Arnar, In JVM initialization process JVM will allocate a memory (mmap or malloc) of size specified by -Xmx and MaxPermSize,so anyways JVM will allocate 450+192=642m of heap space for application at the start of the JVM process. So java heap space for application is not 537 but its 642m.So now if you do the calculation it will give you your missing memory.Hope it helps.

Anil Vishnoi
I think you can set the initial heap with the Xms switch, and it will grow to the Xmx size only on demand.
duduamar
Yes,initially application will be given a size equal to -Xms to allocate the object,and it further grow till -Xmx as per the requirement of the application.But JVM heap is a continuous space of size -Xms + Perm size.When heap grows it will be given some more memory from this pre allocated space of size -Xmx.
Anil Vishnoi
-Xms is one parameter which will help JVM to decide when to trigger the GC,so whenever application fully occupied the heap of size -Xms,JVM will trigger the GC and it tried to clean up the garbage objects,after that if GC didn't cleaned up much space to allocate the application object request then JVM will expand the heap by certain amount.(Shrinkage and expansion is based of too many other factors aswell).
Anil Vishnoi
Thanks for you reply Anil. I just restarted the JVM in question and once it had fully initilalized the RSS memory footprint is only 273M. The JVM heap + permgen + code cache + native code size + thread stack is currently at 248M. So I don't think that the whole heap is being allocated to RSS memory. If I don't specify -Xms or -XX:PermSize the JVM sets -xms to 64mb (1/64th of available RAM, which is 4G) and XX:PermSize to 64mb.
Arnar Gunnarsson
-Xmx is allocated upfront because the JVM requires a block of contiguous address space. But that does not mean all this memory will be used. On a Linux system, it will be marked as inactive and will not be resident. This is why your RSS (Resident Set Size) can be lower.
Vincent Robert
+1  A: 

Java allocates as much virtual memory as it might need up front, however the resident side will be how much you actually use. Note: Many of the libraries and threads have their own over heads and while you don't use direct memory, it doesn't mean none of the underlying system do. e.g. if you use NIO, it will use some direct memory even if you use heap ByteBuffers.

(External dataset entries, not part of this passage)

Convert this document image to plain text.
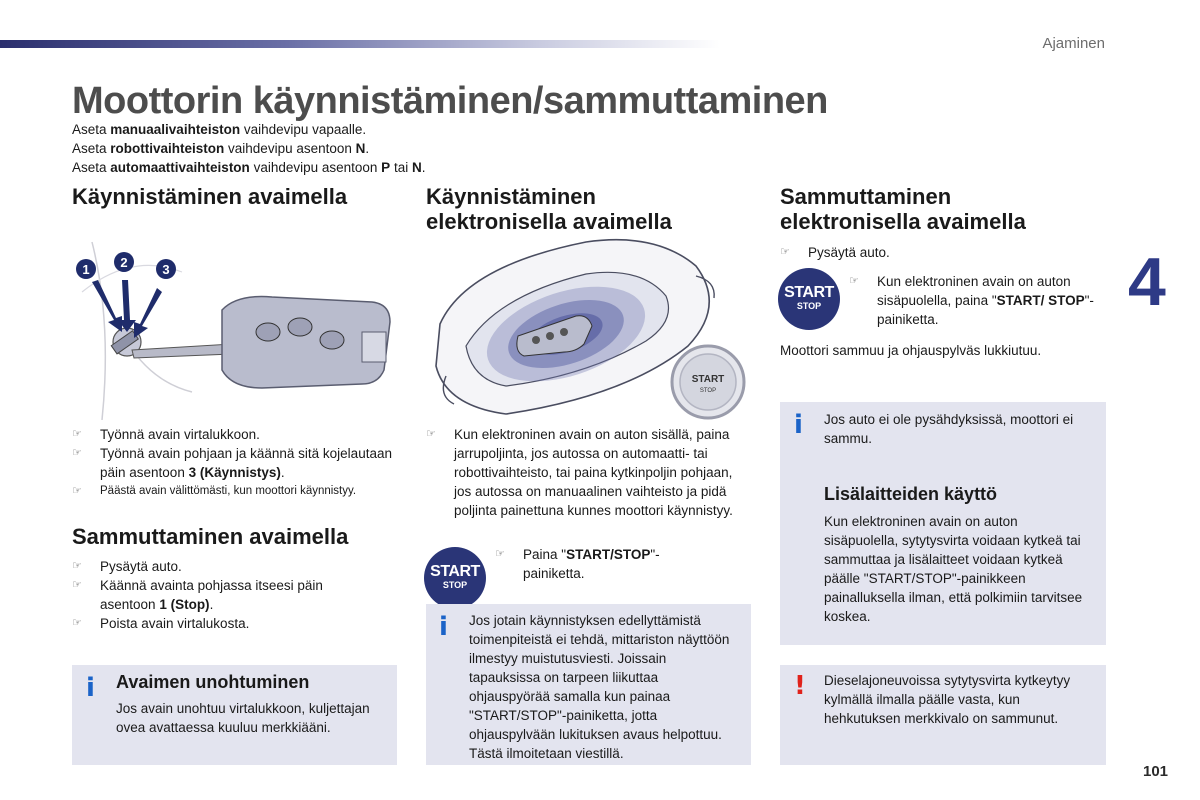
Ajaminen
4
101
Moottorin käynnistäminen/sammuttaminen

Aseta manuaalivaihteiston vaihdevipu vapaalle.

Aseta robottivaihteiston vaihdevipu asentoon N.

Aseta automaattivaihteiston vaihdevipu asentoon P tai N.

Käynnistäminen avaimella
1 2	3
☞ Työnnä avain virtalukkoon.
☞ Työnnä avain pohjaan ja käännä sitä kojelautaan päin asentoon 3 (Käynnistys).
☞ Päästä avain välittömästi, kun moottori käynnistyy.
Sammuttaminen avaimella
☞ Pysäytä auto.
☞ Käännä avainta pohjassa itseesi päin asentoon 1 (Stop).
☞ Poista avain virtalukosta.
i Avaimen unohtuminen
Jos avain unohtuu virtalukkoon, kuljettajan ovea avattaessa kuuluu merkkiääni.
Käynnistäminen
elektronisella avaimella
START
STOP
☞ Kun elektroninen avain on auton sisällä, paina jarrupoljinta, jos autossa on automaatti- tai robottivaihteisto, tai paina kytkinpoljin pohjaan, jos autossa on manuaalinen vaihteisto ja pidä poljinta painettuna kunnes moottori käynnistyy.
START
STOP
☞ Paina "START/STOP"-painiketta.
i Jos jotain käynnistyksen edellyttämistä toimenpiteistä ei tehdä, mittariston näyttöön ilmestyy muistutusviesti. Joissain tapauksissa on tarpeen liikuttaa ohjauspyörää samalla kun painaa "START/STOP"-painiketta, jotta ohjauspylvään lukituksen avaus helpottuu. Tästä ilmoitetaan viestillä.
Sammuttaminen
elektronisella avaimella
☞ Pysäytä auto.
START
STOP
☞ Kun elektroninen avain on auton sisäpuolella, paina "START/ STOP"-painiketta.
Moottori sammuu ja ohjauspylväs lukkiutuu.
i Jos auto ei ole pysähdyksissä, moottori ei sammu.
Lisälaitteiden käyttö
Kun elektroninen avain on auton sisäpuolella, sytytysvirta voidaan kytkeä tai sammuttaa ja lisälaitteet voidaan kytkeä päälle "START/STOP"-painikkeen painalluksella ilman, että polkimiin tarvitsee koskea.
! Dieselajoneuvoissa sytytysvirta kytkeytyy kylmällä ilmalla päälle vasta, kun hehkutuksen merkkivalo on sammunut.
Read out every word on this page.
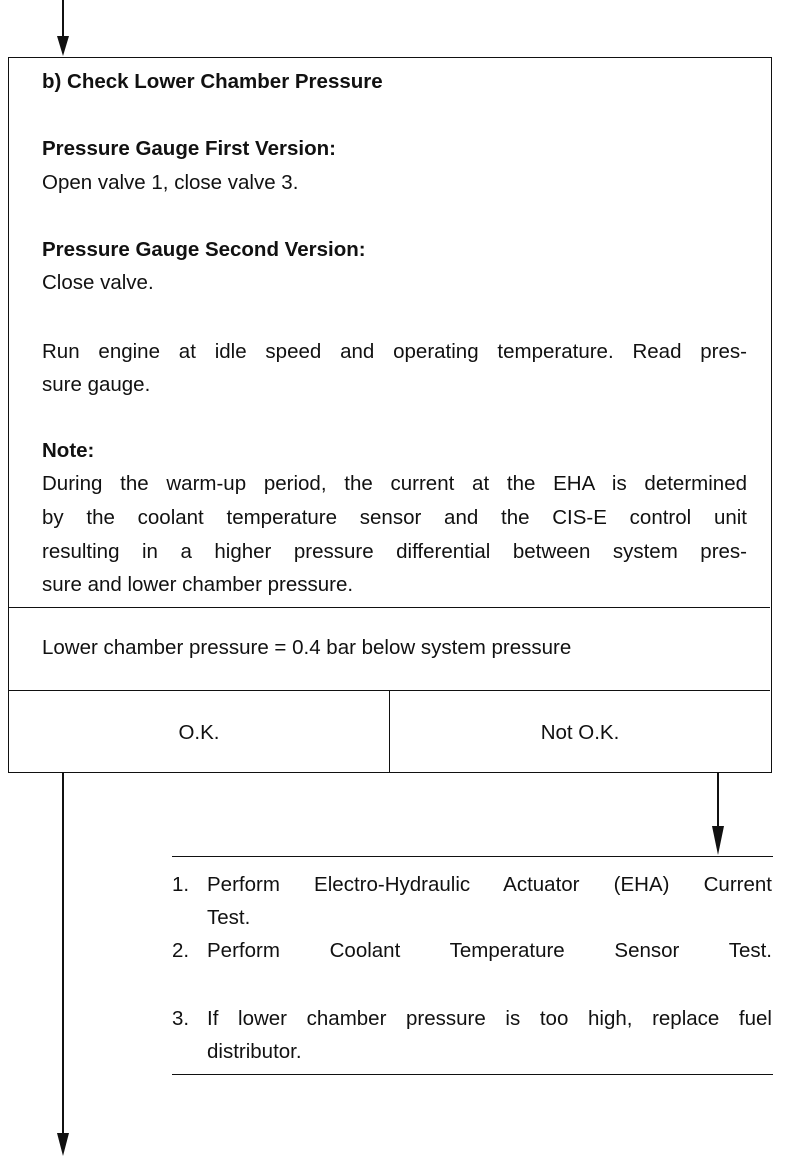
b) Check Lower Chamber Pressure
Pressure Gauge First Version:
Open valve 1, close valve 3.
Pressure Gauge Second Version:
Close valve.
Run engine at idle speed and operating temperature. Read pres-
sure gauge.
Note:
During the warm-up period, the current at the EHA is determined
by the coolant temperature sensor and the CIS-E control unit
resulting in a higher pressure differential between system pres-
sure and lower chamber pressure.
Lower chamber pressure = 0.4 bar below system pressure
O.K.	Not O.K.
1. Perform Electro-Hydraulic Actuator (EHA) Current
Test.
2. Perform Coolant Temperature Sensor Test.
3. If lower chamber pressure is too high, replace fuel
distributor.
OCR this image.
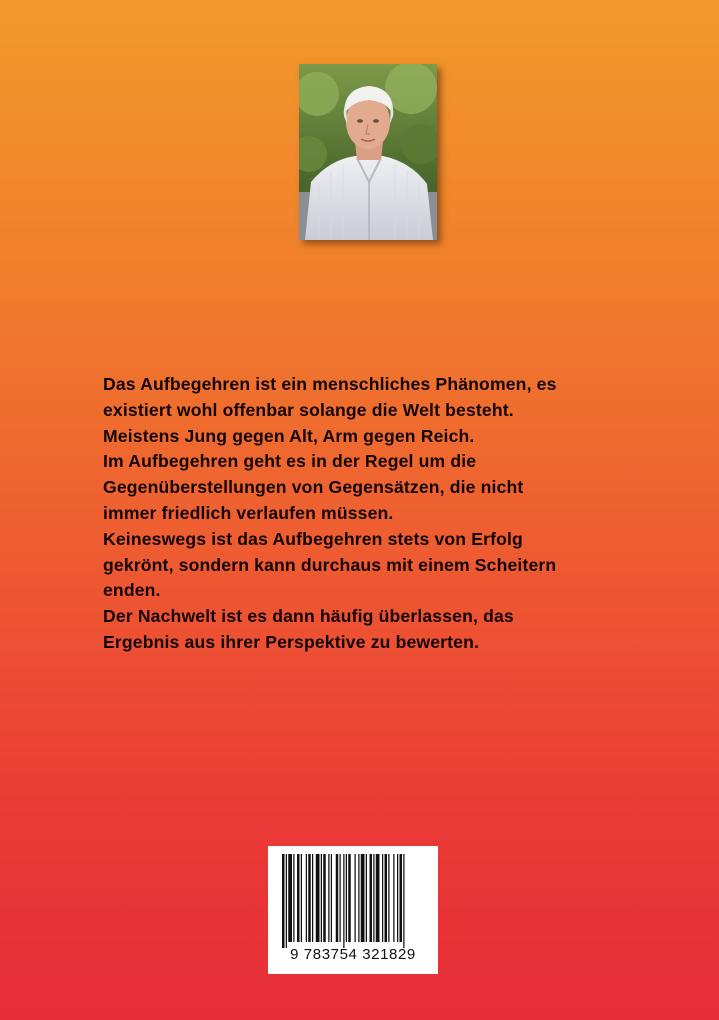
Das Aufbegehren ist ein menschliches Phänomen, es
existiert wohl offenbar solange die Welt besteht.
Meistens Jung gegen Alt, Arm gegen Reich.
Im Aufbegehren geht es in der Regel um die
Gegenüberstellungen von Gegensätzen, die nicht
immer friedlich verlaufen müssen.
Keineswegs ist das Aufbegehren stets von Erfolg
gekrönt, sondern kann durchaus mit einem Scheitern
enden.
Der Nachwelt ist es dann häufig überlassen, das
Ergebnis aus ihrer Perspektive zu bewerten.
9 783754 321829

Lastly, 100 MB is worth about £8. It may be that its not worth spending too much time worrying about it.

Peter Lawrey
Peter, I'm running roughly 70 Tomcat instances across many Application servers. This figure really adds up.
Arnar Gunnarsson
So how do you deploy new applications and roll them back/remove them independantly. You are effectively using a root/system owned flat file as a database without the support of transactions or independant operations. IMHO The more services you have the worse your solution sounds to me. If you have multiple boxes, the chances of one system not deploying correctly must be an issue for you.
Peter Lawrey
A: 

Not a direct answer, but, have you also considered hosting multiple sites within the same Tomcat instance? This could save you some memory at the expense of some additional configuration.

Christopher Hunt
A: 

Try using the incremental garbage collector, using the -Xincgc command line option. It's little more aggressive on the whole GC efforts, and has a special happy little anomaly: it actually hands back some of its unused memory to the OS, unlike the default and other GC choices ! This makes the JVM consume a lot less memory, which is especially good if you're running multiple JVM's on one machine. At the expense of some performance - but you might not notice it. The incgc is a little secret it seems, because noone ever brings it up... It's been there for eons (90's even).

Mike
A: 

Arnar, the JVM also mmap's all jar files in use, which will use NIO and will contribute to the RSS. I don't believe those are accounted for in any of your measurements above. Do you by chance have a significant number of large jar files? If so, the pages used for those could be your missing memory.